Chamar o Brasil de anão diplomático, no momento em que nosso país acaba
de receber a imensa maioria dos chefes de Estado da América Latina, e os
líderes de três das maiores potências espaciais e atômicas do planeta,
além do presidente do país mais avançado da África, país com o qual
Israel cooperava intimamente na época do Apartheid, mostra o grau de
cegueira e de ignorância a que chegou Telaviv.

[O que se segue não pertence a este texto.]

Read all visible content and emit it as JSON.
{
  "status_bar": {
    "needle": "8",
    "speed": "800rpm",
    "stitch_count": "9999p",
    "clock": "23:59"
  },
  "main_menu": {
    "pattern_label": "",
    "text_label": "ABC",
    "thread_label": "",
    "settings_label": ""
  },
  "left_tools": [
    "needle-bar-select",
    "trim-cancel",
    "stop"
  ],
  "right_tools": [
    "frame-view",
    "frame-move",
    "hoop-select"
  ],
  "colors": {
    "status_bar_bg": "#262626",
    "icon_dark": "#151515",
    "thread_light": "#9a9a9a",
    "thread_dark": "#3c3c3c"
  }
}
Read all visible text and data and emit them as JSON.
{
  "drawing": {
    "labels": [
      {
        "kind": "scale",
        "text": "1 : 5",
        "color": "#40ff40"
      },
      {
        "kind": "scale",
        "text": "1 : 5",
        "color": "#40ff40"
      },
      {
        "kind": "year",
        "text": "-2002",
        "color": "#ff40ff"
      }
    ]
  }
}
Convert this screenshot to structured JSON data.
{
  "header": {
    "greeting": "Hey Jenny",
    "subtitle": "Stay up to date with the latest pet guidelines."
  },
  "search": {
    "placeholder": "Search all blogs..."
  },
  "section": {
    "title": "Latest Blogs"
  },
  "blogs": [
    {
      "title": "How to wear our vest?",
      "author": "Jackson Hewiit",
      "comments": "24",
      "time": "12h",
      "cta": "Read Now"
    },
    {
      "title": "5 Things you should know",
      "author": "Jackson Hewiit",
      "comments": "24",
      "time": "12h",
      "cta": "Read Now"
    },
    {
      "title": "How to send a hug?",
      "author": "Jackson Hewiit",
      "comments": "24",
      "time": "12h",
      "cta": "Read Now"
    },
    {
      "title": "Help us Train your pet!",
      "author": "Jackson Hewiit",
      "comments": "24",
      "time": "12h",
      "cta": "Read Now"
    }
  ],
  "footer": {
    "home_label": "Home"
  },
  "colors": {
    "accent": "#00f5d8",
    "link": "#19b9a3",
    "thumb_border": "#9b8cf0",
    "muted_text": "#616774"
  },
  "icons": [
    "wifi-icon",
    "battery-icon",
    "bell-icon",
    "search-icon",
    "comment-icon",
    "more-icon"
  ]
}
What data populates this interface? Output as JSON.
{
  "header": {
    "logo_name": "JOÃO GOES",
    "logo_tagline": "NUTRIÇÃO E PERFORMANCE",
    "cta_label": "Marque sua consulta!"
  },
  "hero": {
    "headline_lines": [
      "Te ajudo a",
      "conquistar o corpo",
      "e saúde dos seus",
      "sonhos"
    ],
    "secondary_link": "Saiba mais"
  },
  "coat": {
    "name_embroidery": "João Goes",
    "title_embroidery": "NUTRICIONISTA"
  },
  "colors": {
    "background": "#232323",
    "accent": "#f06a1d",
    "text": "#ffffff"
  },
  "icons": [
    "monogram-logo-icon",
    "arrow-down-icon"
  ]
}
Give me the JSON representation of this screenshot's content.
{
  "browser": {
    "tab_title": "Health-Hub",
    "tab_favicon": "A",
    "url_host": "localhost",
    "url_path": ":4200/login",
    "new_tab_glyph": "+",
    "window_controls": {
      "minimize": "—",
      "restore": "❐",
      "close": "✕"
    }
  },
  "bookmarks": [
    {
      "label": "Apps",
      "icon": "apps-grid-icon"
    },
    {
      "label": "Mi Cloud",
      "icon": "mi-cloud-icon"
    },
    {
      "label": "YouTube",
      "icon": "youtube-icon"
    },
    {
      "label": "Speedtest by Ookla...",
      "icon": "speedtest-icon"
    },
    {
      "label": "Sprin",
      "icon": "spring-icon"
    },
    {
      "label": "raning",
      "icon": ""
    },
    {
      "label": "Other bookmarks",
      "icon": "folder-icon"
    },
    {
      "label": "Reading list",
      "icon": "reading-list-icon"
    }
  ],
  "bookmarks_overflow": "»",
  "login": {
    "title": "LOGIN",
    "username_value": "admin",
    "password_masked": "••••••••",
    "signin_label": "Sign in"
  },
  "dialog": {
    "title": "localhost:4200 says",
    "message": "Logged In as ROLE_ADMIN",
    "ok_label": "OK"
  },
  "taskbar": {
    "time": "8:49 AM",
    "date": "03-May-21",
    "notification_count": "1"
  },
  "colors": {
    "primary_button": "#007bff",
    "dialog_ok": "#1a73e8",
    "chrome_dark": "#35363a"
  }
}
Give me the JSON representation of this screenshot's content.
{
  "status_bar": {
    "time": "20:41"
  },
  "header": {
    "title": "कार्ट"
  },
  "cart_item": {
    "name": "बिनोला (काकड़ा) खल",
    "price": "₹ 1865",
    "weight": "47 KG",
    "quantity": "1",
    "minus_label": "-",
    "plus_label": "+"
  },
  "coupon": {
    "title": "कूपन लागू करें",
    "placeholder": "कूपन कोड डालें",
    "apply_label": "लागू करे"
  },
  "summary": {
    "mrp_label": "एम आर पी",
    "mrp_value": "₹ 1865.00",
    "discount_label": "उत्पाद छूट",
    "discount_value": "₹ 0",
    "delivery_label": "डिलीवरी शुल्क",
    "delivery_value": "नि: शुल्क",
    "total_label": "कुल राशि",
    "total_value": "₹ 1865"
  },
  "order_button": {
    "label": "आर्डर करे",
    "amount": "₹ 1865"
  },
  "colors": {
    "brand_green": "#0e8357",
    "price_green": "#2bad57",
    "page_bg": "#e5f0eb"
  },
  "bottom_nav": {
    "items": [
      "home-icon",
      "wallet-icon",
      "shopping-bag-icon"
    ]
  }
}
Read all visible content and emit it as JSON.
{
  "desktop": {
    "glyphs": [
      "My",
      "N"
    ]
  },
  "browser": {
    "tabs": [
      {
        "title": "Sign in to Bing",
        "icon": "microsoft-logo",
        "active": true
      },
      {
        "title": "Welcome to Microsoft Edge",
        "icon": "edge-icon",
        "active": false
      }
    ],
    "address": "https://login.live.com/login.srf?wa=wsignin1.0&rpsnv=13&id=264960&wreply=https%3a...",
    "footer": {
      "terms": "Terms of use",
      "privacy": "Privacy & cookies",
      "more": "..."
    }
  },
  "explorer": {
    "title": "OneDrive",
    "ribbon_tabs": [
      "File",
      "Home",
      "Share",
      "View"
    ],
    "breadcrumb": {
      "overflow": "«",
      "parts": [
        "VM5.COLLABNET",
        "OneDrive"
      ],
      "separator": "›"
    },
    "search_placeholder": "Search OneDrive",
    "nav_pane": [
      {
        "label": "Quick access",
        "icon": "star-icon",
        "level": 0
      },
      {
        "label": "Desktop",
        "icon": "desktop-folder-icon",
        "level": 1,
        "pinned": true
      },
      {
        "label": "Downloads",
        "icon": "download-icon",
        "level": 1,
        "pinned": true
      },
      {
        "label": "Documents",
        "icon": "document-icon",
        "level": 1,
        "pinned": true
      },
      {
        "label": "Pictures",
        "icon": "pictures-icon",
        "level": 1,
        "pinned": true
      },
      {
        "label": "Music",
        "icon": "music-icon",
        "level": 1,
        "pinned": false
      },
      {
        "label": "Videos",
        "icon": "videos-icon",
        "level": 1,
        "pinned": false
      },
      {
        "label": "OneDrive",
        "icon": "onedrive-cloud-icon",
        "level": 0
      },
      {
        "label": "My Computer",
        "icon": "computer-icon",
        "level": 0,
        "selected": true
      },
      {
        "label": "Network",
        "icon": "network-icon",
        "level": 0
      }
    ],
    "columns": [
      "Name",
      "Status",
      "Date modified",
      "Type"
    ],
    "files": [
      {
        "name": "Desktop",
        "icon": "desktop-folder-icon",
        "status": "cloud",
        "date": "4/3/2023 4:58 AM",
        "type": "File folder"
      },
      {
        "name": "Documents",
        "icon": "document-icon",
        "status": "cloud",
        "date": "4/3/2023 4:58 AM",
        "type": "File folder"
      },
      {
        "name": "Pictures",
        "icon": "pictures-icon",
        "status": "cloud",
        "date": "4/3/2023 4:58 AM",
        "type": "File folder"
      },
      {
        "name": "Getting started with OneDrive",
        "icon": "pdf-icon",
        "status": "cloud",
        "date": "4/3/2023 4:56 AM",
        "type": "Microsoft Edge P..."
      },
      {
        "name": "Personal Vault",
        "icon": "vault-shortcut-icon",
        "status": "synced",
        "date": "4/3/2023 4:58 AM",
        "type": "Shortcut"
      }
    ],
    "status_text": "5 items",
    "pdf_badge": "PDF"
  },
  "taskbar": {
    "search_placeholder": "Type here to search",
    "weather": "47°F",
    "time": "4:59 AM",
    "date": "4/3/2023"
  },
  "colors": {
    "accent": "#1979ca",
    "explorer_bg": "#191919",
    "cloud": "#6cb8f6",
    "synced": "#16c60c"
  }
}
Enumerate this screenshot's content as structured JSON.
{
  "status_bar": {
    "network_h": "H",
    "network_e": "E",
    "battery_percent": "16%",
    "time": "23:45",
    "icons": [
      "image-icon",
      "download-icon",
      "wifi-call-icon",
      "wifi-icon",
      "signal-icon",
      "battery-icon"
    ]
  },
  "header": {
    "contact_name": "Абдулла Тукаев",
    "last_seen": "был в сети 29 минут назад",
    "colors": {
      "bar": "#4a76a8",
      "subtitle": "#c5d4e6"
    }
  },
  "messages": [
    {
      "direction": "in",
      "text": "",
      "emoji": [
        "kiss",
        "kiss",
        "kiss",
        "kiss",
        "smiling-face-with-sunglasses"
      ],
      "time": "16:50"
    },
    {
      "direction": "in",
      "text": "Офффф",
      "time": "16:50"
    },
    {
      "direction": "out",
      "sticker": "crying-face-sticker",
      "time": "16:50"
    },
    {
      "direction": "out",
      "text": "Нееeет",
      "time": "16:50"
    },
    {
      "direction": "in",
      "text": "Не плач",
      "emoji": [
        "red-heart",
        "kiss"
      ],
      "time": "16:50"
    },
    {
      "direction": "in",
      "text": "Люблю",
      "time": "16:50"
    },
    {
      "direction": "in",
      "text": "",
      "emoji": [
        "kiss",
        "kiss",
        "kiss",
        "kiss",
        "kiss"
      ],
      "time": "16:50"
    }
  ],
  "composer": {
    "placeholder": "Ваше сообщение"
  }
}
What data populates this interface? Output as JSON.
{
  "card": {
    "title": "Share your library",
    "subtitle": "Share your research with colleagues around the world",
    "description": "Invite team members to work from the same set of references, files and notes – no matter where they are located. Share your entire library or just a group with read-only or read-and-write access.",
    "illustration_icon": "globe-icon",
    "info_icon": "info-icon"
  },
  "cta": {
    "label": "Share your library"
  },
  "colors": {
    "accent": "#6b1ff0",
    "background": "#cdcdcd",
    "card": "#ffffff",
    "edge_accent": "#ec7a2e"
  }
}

O governo israelense não consegue mais enxergar além do próprio umbigo,
que confunde com o microcosmo geopolítico que o cerca, impelido e
dirigido pelo papel executado, como obediente cão de caça dos EUA no
Oriente Médio.
O que o impede de reconhecer a importância geopolítica brasileira, como
fizeram milhões de pessoas, em todo o mundo, nos últimos dias, no
contexto da criação do Banco do Brics e do Fundo de reservas do grupo,
como primeiras instituições a se colocarem como alternativa ao FMI e ao
Banco Mundial, é a mesma cegueira que não lhe permite ver o labirinto de
morte e destruição em que se meteu Israel, no Oriente Médio, nas
últimas décadas.
Se quisessem sair do labirinto, os sionistas aprenderiam com o Brasil,
país que tem profundos laços com os países árabes e uma das maiores
colônias hebraicas do mundo, como se constrói a paz na diversidade, e o
valor da busca pacífica da prosperidade na superação dos desafios, e da
adversidade.
O Brasil coordena, na América do Sul e na América Latina, numerosas
instituições multilaterais. E coopera com os estados vizinhos — com os
quais não tem conflitos políticos ou territoriais — em áreas como a
infraestrutura, a saúde, o combate à pobreza.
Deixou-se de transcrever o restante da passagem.